Standorte können online eingesehen werden

    Das Informations- und Leitsystem der Stadt Fürstenwalde/Spree, im Allgemeinen als „Rote Tafeln“ bezeichnet, existiert seit 2003. Damals wurde nach zweijähriger Vorbereitungszeit ein System aus knapp 40 Informationstafeln, Regional-, Stadt- und Zentrumsplänen installiert und durch Wegweiser ergänzt. Durch das Zentrum führen zwei Stadtrundgänge, welche die meisten der Ziele miteinander verbinden. Im Laufe der Zeit gesellten sich weitere Tafeln hinzu, sowohl im Zentrum als auch am Stadtrand (z.B. Pintschbrücke, Waldfrieden).

    Das Gros der Tafeln befindet sich jedoch nach wie vor im Stadtteil Mitte und so wurde von der Stadtverordnetenversammlung im Jahr 2016 beschlossen, das vorhandene System auch auf neue Ziele zu erweitern. Diese sollen sich auch in anderen Stadt- und Ortsteilen befinden. In diesem und im nächsten Jahr werden neue Tafeln und Wegweiser das bestehende System ergänzen. Der Schwerpunkt der aktuellen Erweiterungsstufe besteht im Bereich der früheren Gemeinde Ketschendorf im Stadtteil Süd: Nachdem bereits im Mai die erste Rote Tafel für das frühere Internierungslager in der Reifenwerksiedlung eingeweiht wurde, folgen nun weitere Tafeln, die auf die interessante Geschichte bekannter und manchmal auch weniger bekannter Orte, Gebäude und Persönlichkeiten hinweisen werden.

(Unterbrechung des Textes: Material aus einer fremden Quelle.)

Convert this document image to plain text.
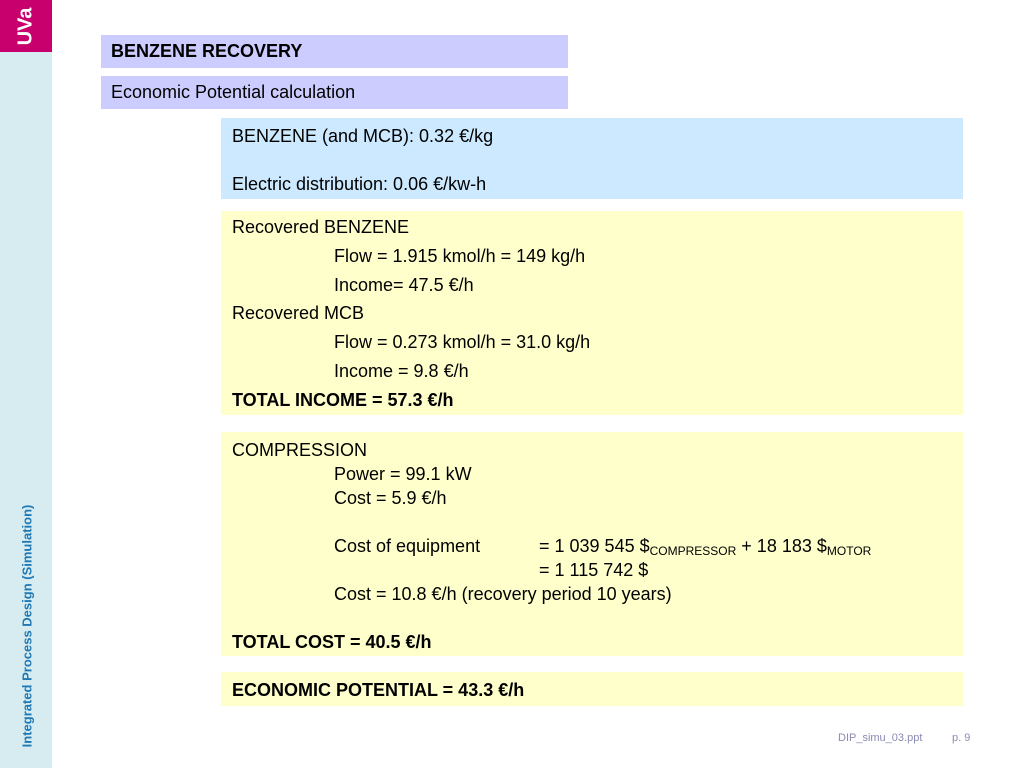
UVa
Integrated Process Design (Simulation)
BENZENE RECOVERY
Economic Potential calculation
BENZENE (and MCB): 0.32 €/kg
Electric distribution: 0.06 €/kw-h
Recovered BENZENE
Flow = 1.915 kmol/h = 149 kg/h
Income= 47.5 €/h
Recovered MCB
Flow = 0.273 kmol/h = 31.0 kg/h
Income = 9.8 €/h
TOTAL INCOME = 57.3 €/h
COMPRESSION
Power = 99.1 kW
Cost = 5.9 €/h
Cost of equipment	= 1 039 545 $\$_{COMPRESSOR} + 18$ 183 $\$_{MOTOR}$
= 1 115 742 $
Cost = 10.8 €/h (recovery period 10 years)
TOTAL COST = 40.5 €/h
ECONOMIC POTENTIAL = 43.3 €/h
DIP_simu_03.ppt	p. 9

    Für den 16. Dezember ist geplant, im Beisein des Enkels Tomas Hirschmann eine Rote Tafel zu enthüllen, welche zum einen das Leben und Wirken Siegfried Hirschmanns in Ketschendorf aufzeigt und zum anderen die Geschichte der Kabelwerksiedlung erörtert, deren Entstehung auf Hirschmann zurückgeht. Im März nächsten Jahres soll eine Tafel in der Ketschendorfer Feldmark die Geschichte der Frauen wiedergeben, welche hier unlängst mit Straßennamen geehrt wurden.

    Weiterhin werden auch Tafeln an der Gerhard-Goßmann-Grundschule und an der Martin-Luther-Kirche aufgestellt. Auch die Leuchttonne am Kreisel Hangelsberger Chaussee bekommt eine Tafel. In Nord werden die Gewoba-Siedlung und das Werk der Firma Pintsch sowie der lange Jahre durch die Kreisverwaltung genutzte „Pintsch-Garten“ (Trebuser Straße 60) durch Tafeln der Öffentlichkeit näher gebracht. Die genauen Termine der Einweihung werden noch mit den Akteuren abgestimmt.

    Zu den Stadtrundrängen und den Zielen gibt es Faltpläne. Seit Kurzem ist auch eine Internetseite (http://stadtgeschichte.fuerstenwalde-spree.de) freigeschaltet, welche die Standorte online aufzeigt und die Inhalte der Tafeln wiedergibt. Das Informationsangebot im Internet soll künftig ausgebaut werden und weit über die Inhalte der Tafeln hinausgehen. Dies ist insbesondere ein Wunsch vieler Akteure, da der textliche Inhalt auf den Tafeln stark begrenzt ist. Auch sollen die Textinhalte in anderen Sprachen verfügbar sein. Um die Nutzer vor Ort auf die Internetseite hinzuweisen, werden zeitnah der Link zur Seite per QR-Code an den Tafeln angebracht.